Three quick ways to nail your main character’s main flaw

Everyone loves a character arc.

Actually, that’s not true. Some characters remain resolute and unchanging. That’s their role.

But typically we like our main character to go through a transformation, an arc. Uncovering their flaw is key. When it mirrors the theme, everything aligns and the stars shine just that little bit brighter.

Dave Herman is a British screenwriter and script editor who knows a thing or two about character flaws. Knows that the main character’s flaw is key to their transformation. So a well-defined flaw is an invaluable guide during the writing process.

Your main character probably has a few flaws. Pick one.

Your main character’s main flaw is an essential ingredient in a screenplay because it’s what stops them from achieving their goal. It’s the thing they’re most reluctant to face up to, because of the pain or loss involved in really acknowledging the flaw and then changing. (Yes, just like real life.)

It’s also what the antagonist latches onto and uses to make things increasingly difficult for the main character. But the flaw isn’t just important for writing the story, it’s also an essential ingredient in a good logline. It’s the essence of the description of the main character, and as such it indicates what kind of arc the main character will have to go through for there to be a satisfactory resolution to the story, regardless of genre.

That’s Herman’s take. Here are three questions he asks to uncover that flaw.

1. How does the story end?

If you know how you want your story to end, where does that leave the main character? What are they capable of (physically, emotionally, spiritually, morally, etc.) at the end of the story, that they weren’t capable of at the beginning? How have they managed to turn their flaw into their strength? Knowing how your story ends allows you to reverse engineer the main character’s arc, and determine what the most appropriate flaw is to start with.

2. What is the antagonist’s goal?

Every great antagonist has their own story, something they are trying to achieve which is being obstructed by the main character. The main character is going to battle it out with a force that knows them well and is hell-bent on stopping them, particularly by hitting them where it hurts most. Often the antagonist essentially wants the same thing as the main character, but has a diametrically opposed moral worldview.
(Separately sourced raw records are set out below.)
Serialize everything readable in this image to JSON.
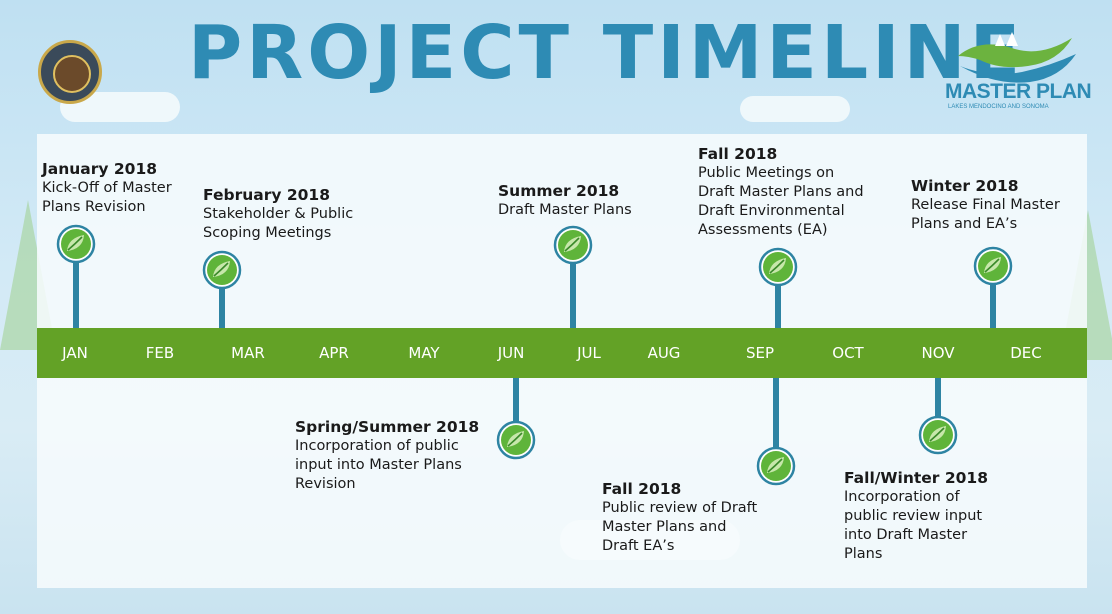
{
  "title": "PROJECT TIMELINE",
  "logo": {
    "text": "MASTER PLAN",
    "subtitle": "LAKES MENDOCINO AND SONOMA"
  },
  "colors": {
    "title": "#2e8bb4",
    "bar": "#63a226",
    "stem": "#2e84a3",
    "node": "#5fb43a"
  },
  "months": [
    "JAN",
    "FEB",
    "MAR",
    "APR",
    "MAY",
    "JUN",
    "JUL",
    "AUG",
    "SEP",
    "OCT",
    "NOV",
    "DEC"
  ],
  "events": [
    {
      "heading": "January 2018",
      "text": "Kick-Off of Master\nPlans Revision",
      "position": "above",
      "month_index": 0
    },
    {
      "heading": "February 2018",
      "text": "Stakeholder & Public\nScoping Meetings",
      "position": "above",
      "month_index": 2
    },
    {
      "heading": "Summer 2018",
      "text": "Draft Master Plans",
      "position": "above",
      "month_index": 6
    },
    {
      "heading": "Fall 2018",
      "text": "Public Meetings on\nDraft Master Plans and\nDraft Environmental\nAssessments (EA)",
      "position": "above",
      "month_index": 8
    },
    {
      "heading": "Winter 2018",
      "text": "Release Final Master\nPlans and EA’s",
      "position": "above",
      "month_index": 11
    },
    {
      "heading": "Spring/Summer 2018",
      "text": "Incorporation of public\ninput into Master Plans\nRevision",
      "position": "below",
      "month_index": 5
    },
    {
      "heading": "Fall 2018",
      "text": "Public review of Draft\nMaster Plans and\nDraft EA’s",
      "position": "below",
      "month_index": 8
    },
    {
      "heading": "Fall/Winter 2018",
      "text": "Incorporation of\npublic review input\ninto Draft Master\nPlans",
      "position": "below",
      "month_index": 10
    }
  ]
}
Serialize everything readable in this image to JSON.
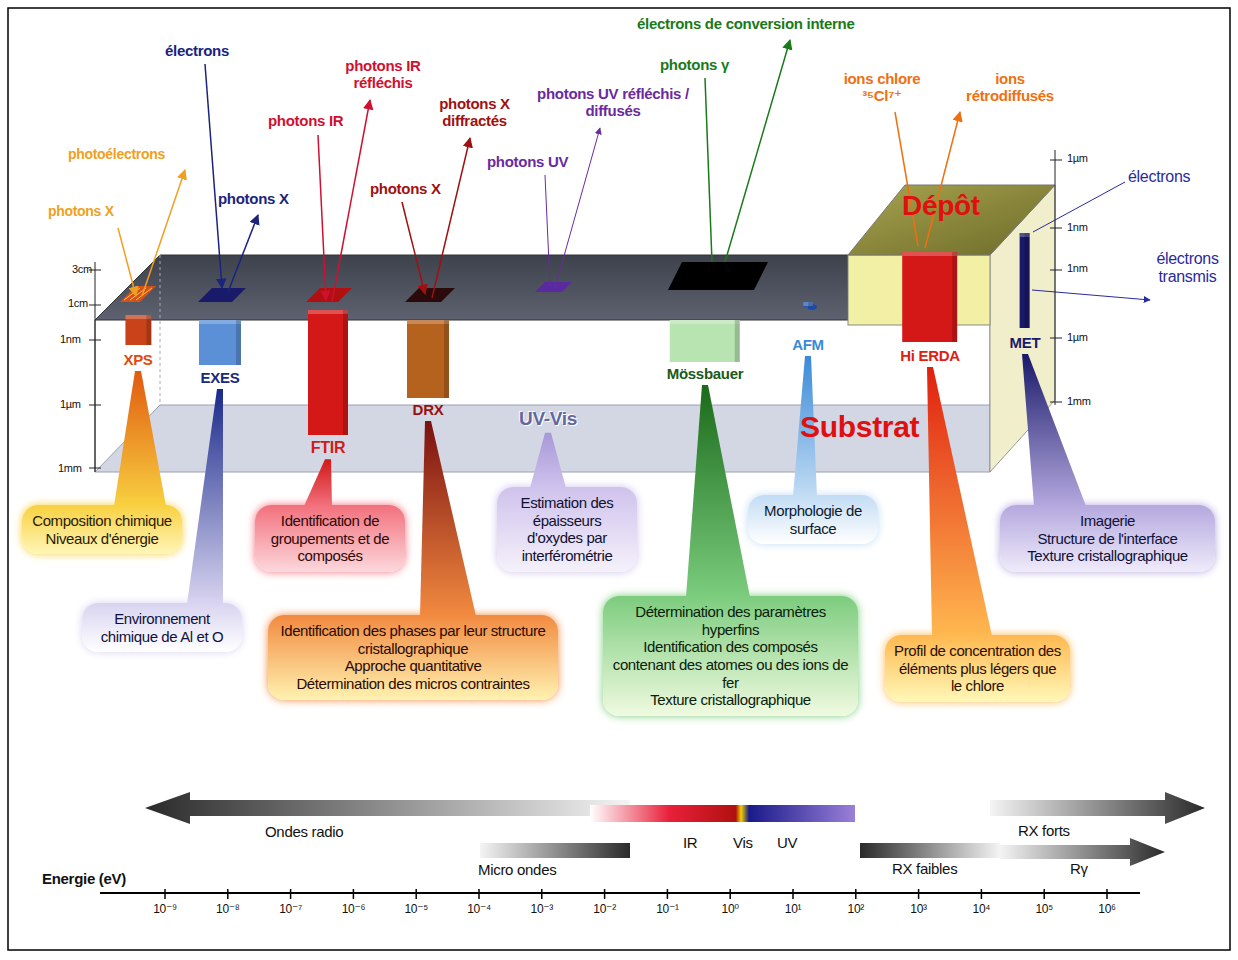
{
  "diagram": {
    "nodes": [
      {
        "text": [
          "XPS"
        ]
      },
      {
        "text": [
          "EXES"
        ]
      },
      {
        "text": [
          "FTIR"
        ]
      },
      {
        "text": [
          "DRX"
        ]
      },
      {
        "text": [
          "UV-Vis"
        ]
      },
      {
        "text": [
          "Mössbauer"
        ]
      },
      {
        "text": [
          "AFM"
        ]
      },
      {
        "text": [
          "Hi ERDA"
        ]
      },
      {
        "text": [
          "MET"
        ]
      },
      {
        "text": [
          "Composition chimique",
          "Niveaux d'énergie"
        ]
      },
      {
        "text": [
          "Environnement chimique de Al et O"
        ]
      },
      {
        "text": [
          "Identification de groupements et de composés"
        ]
      },
      {
        "text": [
          "Identification des phases par leur structure cristallographique",
          "Approche quantitative",
          "Détermination des micros contraintes"
        ]
      },
      {
        "text": [
          "Estimation des épaisseurs d'oxydes par interférométrie"
        ]
      },
      {
        "text": [
          "Détermination des paramètres hyperfins",
          "Identification des composés contenant des atomes ou des ions de fer",
          "Texture cristallographique"
        ]
      },
      {
        "text": [
          "Morphologie de surface"
        ]
      },
      {
        "text": [
          "Profil de concentration des éléments plus légers que le chlore"
        ]
      },
      {
        "text": [
          "Imagerie",
          "Structure de l'interface",
          "Texture cristallographique"
        ]
      }
    ],
    "edges": [
      {
        "from": 0,
        "to": 9,
        "arrow": "none"
      },
      {
        "from": 1,
        "to": 10,
        "arrow": "none"
      },
      {
        "from": 2,
        "to": 11,
        "arrow": "none"
      },
      {
        "from": 3,
        "to": 12,
        "arrow": "none"
      },
      {
        "from": 4,
        "to": 13,
        "arrow": "none"
      },
      {
        "from": 5,
        "to": 14,
        "arrow": "none"
      },
      {
        "from": 6,
        "to": 15,
        "arrow": "none"
      },
      {
        "from": 7,
        "to": 16,
        "arrow": "none"
      },
      {
        "from": 8,
        "to": 17,
        "arrow": "none"
      }
    ],
    "labels": [
      "photons X",
      "photoélectrons",
      "électrons",
      "photons X",
      "photons IR",
      "photons IR réfléchis",
      "photons X",
      "photons X diffractés",
      "photons UV",
      "photons UV réfléchis / diffusés",
      "électrons de conversion interne",
      "photons γ",
      "ions chlore ³⁵Cl⁷⁺",
      "ions rétrodiffusés",
      "électrons",
      "électrons transmis",
      "Dépôt",
      "Substrat",
      "3cm",
      "1cm",
      "1nm",
      "1µm",
      "1mm",
      "1µm",
      "1nm",
      "1nm",
      "1µm",
      "1mm",
      "Ondes radio",
      "Micro ondes",
      "IR",
      "Vis",
      "UV",
      "RX faibles",
      "RX forts",
      "Rγ",
      "Energie (eV)",
      "10⁻⁹",
      "10⁻⁸",
      "10⁻⁷",
      "10⁻⁶",
      "10⁻⁵",
      "10⁻⁴",
      "10⁻³",
      "10⁻²",
      "10⁻¹",
      "10⁰",
      "10¹",
      "10²",
      "10³",
      "10⁴",
      "10⁵",
      "10⁶"
    ]
  }
}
If it’s clear what the antagonist wants, then the main character’s flaw is going to be just what they need to get the job done.

3. What makes the main character’s goal so hard to achieve?

What specific thing does the main character have to achieve for us to know the story is over? What do they have to win, conquer, escape from, retrieve, deliver, refrain from, etc.? And what makes it so much harder for them to achieve this than for anyone else? Why is this the worst possible situation for this character to have to deal with? I mean, none of us wants to be buried alive or stuck on a hijacked plane, so that level of generic, primal emotion works on a plot level. But what specific difficulty does this particular goal raise for the main character in this particular story? The specific reason why achieving the goal is difficult for the main character is intimately linked with their flaw.